Genetic algorithms, please teach my computer how to spell

Simon Copsey
The Curious Coffee Club
7 min readAug 13, 2018

We’re going to teach your computer how to spell. We’re going to use Genetic Algorithms. Spelling is a useful skill for a computer, and Genetic Algorithms is a fun form of AI.

And I promise it’s safe.

Well, mostly.

Er — yeah, best be careful when toying with genetics. Image credit: @PuraVida_Fotografie

Before we get into the detail, quick recap: we debunked Artificial Intelligence together as a set of technologies generally underpinned by Machine Learning:

Machine learning is different from usual programming. Usually, programmers write a piece of software similar to how we write a mathematical equation: they tell the computer what operations to perform on an input (e.g.: circle_radius) to create the desired output (e.g.: circle_area).

circle_area = π * circle_radius²

Machine Learning turns that on its head. With Machine Learning, programmers instead show the computer both the input and the desired output, and let the computer itself derive the operations that need to be performed to get from the input to the output.

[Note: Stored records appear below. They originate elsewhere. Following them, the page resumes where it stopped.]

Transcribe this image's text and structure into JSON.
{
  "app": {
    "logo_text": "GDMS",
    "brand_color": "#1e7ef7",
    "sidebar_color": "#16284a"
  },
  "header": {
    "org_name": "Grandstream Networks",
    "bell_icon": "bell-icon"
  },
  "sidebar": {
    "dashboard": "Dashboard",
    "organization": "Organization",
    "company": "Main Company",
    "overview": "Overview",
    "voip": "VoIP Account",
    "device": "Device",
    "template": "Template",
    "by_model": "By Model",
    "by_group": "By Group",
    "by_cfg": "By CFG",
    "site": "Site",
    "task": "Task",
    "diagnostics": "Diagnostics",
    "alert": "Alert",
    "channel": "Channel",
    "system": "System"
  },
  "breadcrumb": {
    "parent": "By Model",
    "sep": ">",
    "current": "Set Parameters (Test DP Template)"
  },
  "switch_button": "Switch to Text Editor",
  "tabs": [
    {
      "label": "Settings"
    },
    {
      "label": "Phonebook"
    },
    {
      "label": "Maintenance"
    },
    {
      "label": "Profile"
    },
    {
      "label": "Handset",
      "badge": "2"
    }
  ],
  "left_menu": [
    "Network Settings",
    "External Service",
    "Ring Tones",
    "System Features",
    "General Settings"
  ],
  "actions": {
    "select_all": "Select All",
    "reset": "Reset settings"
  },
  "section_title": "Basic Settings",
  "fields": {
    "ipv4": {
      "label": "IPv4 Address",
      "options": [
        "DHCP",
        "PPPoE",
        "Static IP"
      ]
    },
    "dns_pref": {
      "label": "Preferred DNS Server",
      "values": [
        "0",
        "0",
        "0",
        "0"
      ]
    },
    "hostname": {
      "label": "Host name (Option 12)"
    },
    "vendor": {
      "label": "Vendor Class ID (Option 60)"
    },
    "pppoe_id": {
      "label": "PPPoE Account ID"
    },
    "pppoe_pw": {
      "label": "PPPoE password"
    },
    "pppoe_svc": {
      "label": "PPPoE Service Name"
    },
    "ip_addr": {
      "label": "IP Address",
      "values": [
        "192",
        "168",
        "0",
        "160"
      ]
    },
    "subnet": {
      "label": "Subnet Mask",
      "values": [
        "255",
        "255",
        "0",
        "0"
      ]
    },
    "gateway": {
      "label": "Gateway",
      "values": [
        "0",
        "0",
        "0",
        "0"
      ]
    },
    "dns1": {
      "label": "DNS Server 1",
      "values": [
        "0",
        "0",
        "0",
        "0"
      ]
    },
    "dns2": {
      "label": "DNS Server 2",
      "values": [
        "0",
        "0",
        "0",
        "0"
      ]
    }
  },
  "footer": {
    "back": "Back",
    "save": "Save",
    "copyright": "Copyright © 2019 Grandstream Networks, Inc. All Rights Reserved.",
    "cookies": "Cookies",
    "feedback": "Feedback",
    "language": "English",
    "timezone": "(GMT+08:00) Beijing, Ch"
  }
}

Though the lines are blurry, we can say Genetic Algorithms are a form of Machine Learning. They are generally used to find the best solution to a single problem (such as NASA designing a single aerial with the best radiation pattern), versus creating a behaviour that can be used to solve many problems of the same type (such as being able to repeatedly identify photos containing a cat). Don’t worry, this will become clearer as we move into examples.

Genetic Algorithms are particularly fun because they’re a simple simulation of evolution. The computer simulates generations of solutions to a problem, taking the best performing solution from one generation to pollinate the next generation of solutions. This means solutions should slowly improve in quality generation-on-generation.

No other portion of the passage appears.